The taxpayer seeks to claim a deduction for depreciation.
Reasons For Decision
Section 42-15 of the Income Tax Assessment Act 1997 allows depreciation for plant owned and used, or installed for use, in the production of assessable income.
The question of whether depreciation can be claimed for a wardrobe is dependent on whether the item can be categorised as 'plant'.
Whether an item is 'plant' is not primarily a question of law, though it involves an understanding of the law, but the question is primarily one of fact and degree ( Carpentaria Transport Pty Ltd v FCT (1990) 21 ATR 513; 90 ATC 4590).
Generally, when determining whether or not an item can be categorised as 'plant', consideration is given to the nature and function of the item in question ('functional test').
The concept of 'setting' is a crucial aspect of the 'functional test' in that those items which are an 'integral part' of the property as a residential unit, or which form part of the 'fabric' of such property are not 'plant'. ( Case 101 (1964) 11 CTBR (NS); Case 11/97 97 ATC 173; (1997) 35 ATR 1022).
In considering whether an item is 'plant' or 'setting' for letting purposes, the questions that need to be answered are: (i) whether the item forms part of the 'fabric' of the property (is an integral part of the structure of the premises), and whether it is able to perform a function independent of, and isolated from, the general function of the building to which it is attached; and (ii) whether the function performed by the thing is so related to the taxpayer's operations or special that it warrants it being held to be plant. That is, does the item perform a function sufficiently related to the leased residence?
Relevant to this determination is the extent to which an item can be removed from its setting and put in another setting without damage to the item or the original setting.
Also relevant, is the extent to which an item is an 'integral' or 'essential' part of the 'complete' setting.
Generally, a built-in wardrobe is an integral part of the building and not plant, see for example Case Q8 (1964) 15 TBRD.
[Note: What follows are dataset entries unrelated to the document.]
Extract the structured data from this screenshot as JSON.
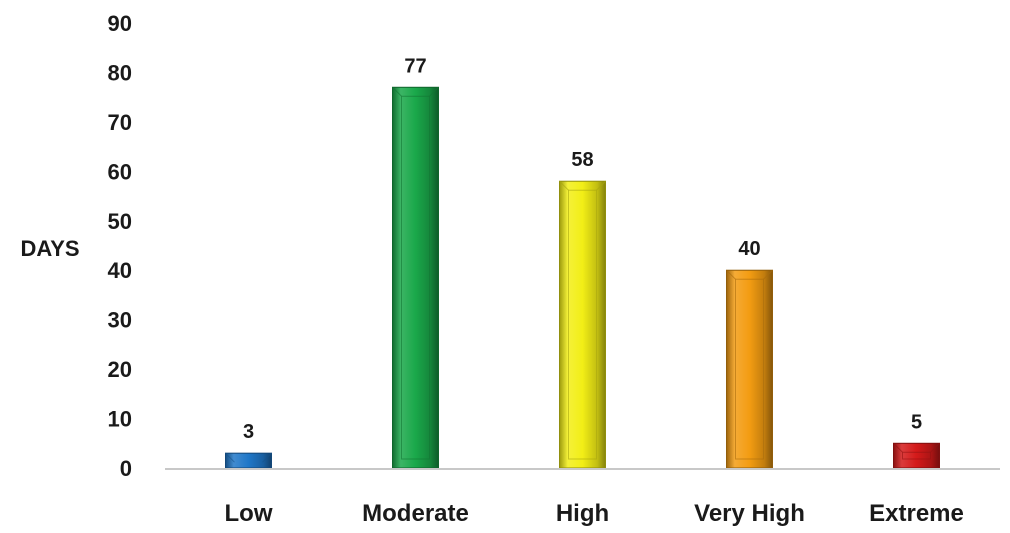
{
  "chart_data": {
    "type": "bar",
    "title": "",
    "xlabel": "",
    "ylabel": "DAYS",
    "ylim": [
      0,
      90
    ],
    "ytick_step": 10,
    "yticks": [
      "0",
      "10",
      "20",
      "30",
      "40",
      "50",
      "60",
      "70",
      "80",
      "90"
    ],
    "grid": false,
    "legend": "none",
    "categories": [
      "Low",
      "Moderate",
      "High",
      "Very High",
      "Extreme"
    ],
    "values": [
      3,
      77,
      58,
      40,
      5
    ],
    "data_labels": [
      "3",
      "77",
      "58",
      "40",
      "5"
    ],
    "colors": [
      "#1f77c8",
      "#1aa84a",
      "#f2ee16",
      "#f39c12",
      "#d41a1a"
    ],
    "axis_color": "#c8c8c8"
  }
}
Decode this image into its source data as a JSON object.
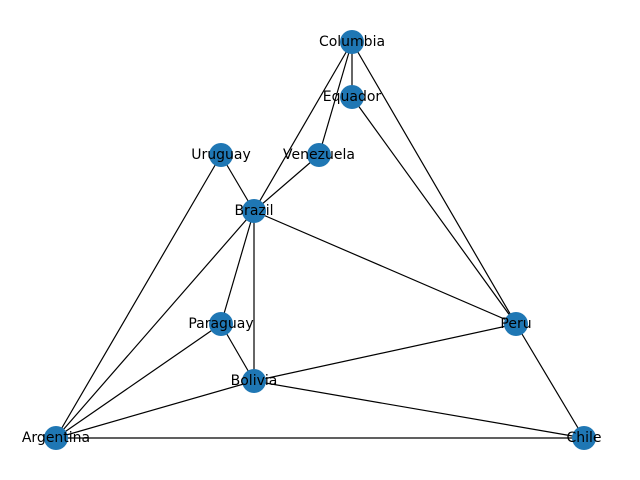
{
  "graph": {
    "node_color": "#1f77b4",
    "edge_color": "#000000",
    "nodes": [
      {
        "id": "columbia",
        "label": "Columbia"
      },
      {
        "id": "equador",
        "label": "Equador"
      },
      {
        "id": "uruguay",
        "label": "Uruguay"
      },
      {
        "id": "venezuela",
        "label": "Venezuela"
      },
      {
        "id": "brazil",
        "label": "Brazil"
      },
      {
        "id": "paraguay",
        "label": "Paraguay"
      },
      {
        "id": "peru",
        "label": "Peru"
      },
      {
        "id": "bolivia",
        "label": "Bolivia"
      },
      {
        "id": "argentina",
        "label": "Argentina"
      },
      {
        "id": "chile",
        "label": "Chile"
      }
    ],
    "edges": [
      [
        "columbia",
        "equador"
      ],
      [
        "columbia",
        "venezuela"
      ],
      [
        "columbia",
        "brazil"
      ],
      [
        "columbia",
        "peru"
      ],
      [
        "equador",
        "peru"
      ],
      [
        "venezuela",
        "brazil"
      ],
      [
        "uruguay",
        "brazil"
      ],
      [
        "uruguay",
        "argentina"
      ],
      [
        "brazil",
        "paraguay"
      ],
      [
        "brazil",
        "bolivia"
      ],
      [
        "brazil",
        "peru"
      ],
      [
        "brazil",
        "argentina"
      ],
      [
        "paraguay",
        "bolivia"
      ],
      [
        "paraguay",
        "argentina"
      ],
      [
        "bolivia",
        "peru"
      ],
      [
        "bolivia",
        "argentina"
      ],
      [
        "bolivia",
        "chile"
      ],
      [
        "peru",
        "chile"
      ],
      [
        "argentina",
        "chile"
      ]
    ]
  }
}
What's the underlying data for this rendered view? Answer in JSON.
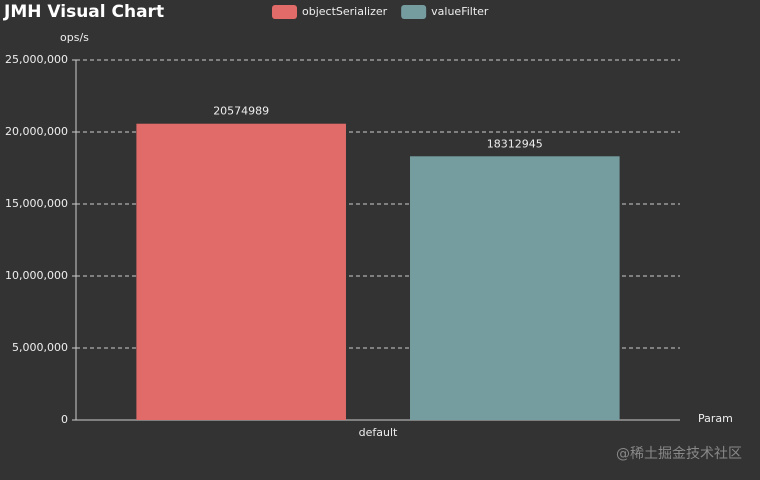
{
  "chart_data": {
    "type": "bar",
    "title": "JMH Visual Chart",
    "y_label": "ops/s",
    "x_label": "Param",
    "categories": [
      "default"
    ],
    "series": [
      {
        "name": "objectSerializer",
        "color": "#e06b69",
        "values": [
          20574989
        ]
      },
      {
        "name": "valueFilter",
        "color": "#759da0",
        "values": [
          18312945
        ]
      }
    ],
    "ylim": [
      0,
      25000000
    ],
    "yticks": [
      0,
      {
        "value": 5000000,
        "label": "5,000,000"
      },
      {
        "value": 10000000,
        "label": "10,000,000"
      },
      {
        "value": 15000000,
        "label": "15,000,000"
      },
      {
        "value": 20000000,
        "label": "20,000,000"
      },
      {
        "value": 25000000,
        "label": "25,000,000"
      }
    ],
    "grid": true,
    "legend": "top",
    "watermark": "@稀土掘金技术社区"
  }
}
In this case, the wardrobe is an integral part of the structure of the premises, the sides of the wardrobe being the dividing wall between the two rooms. The wardrobe is incapable of being dismantled without damage to the building or itself and is unable to retain its own identity or function upon removal.
On this basis, the wardrobe is considered to be part of the 'setting' of the income earning activity and as such would not be depreciable in terms of section 42-15 of the Income Tax Assessment Act 199.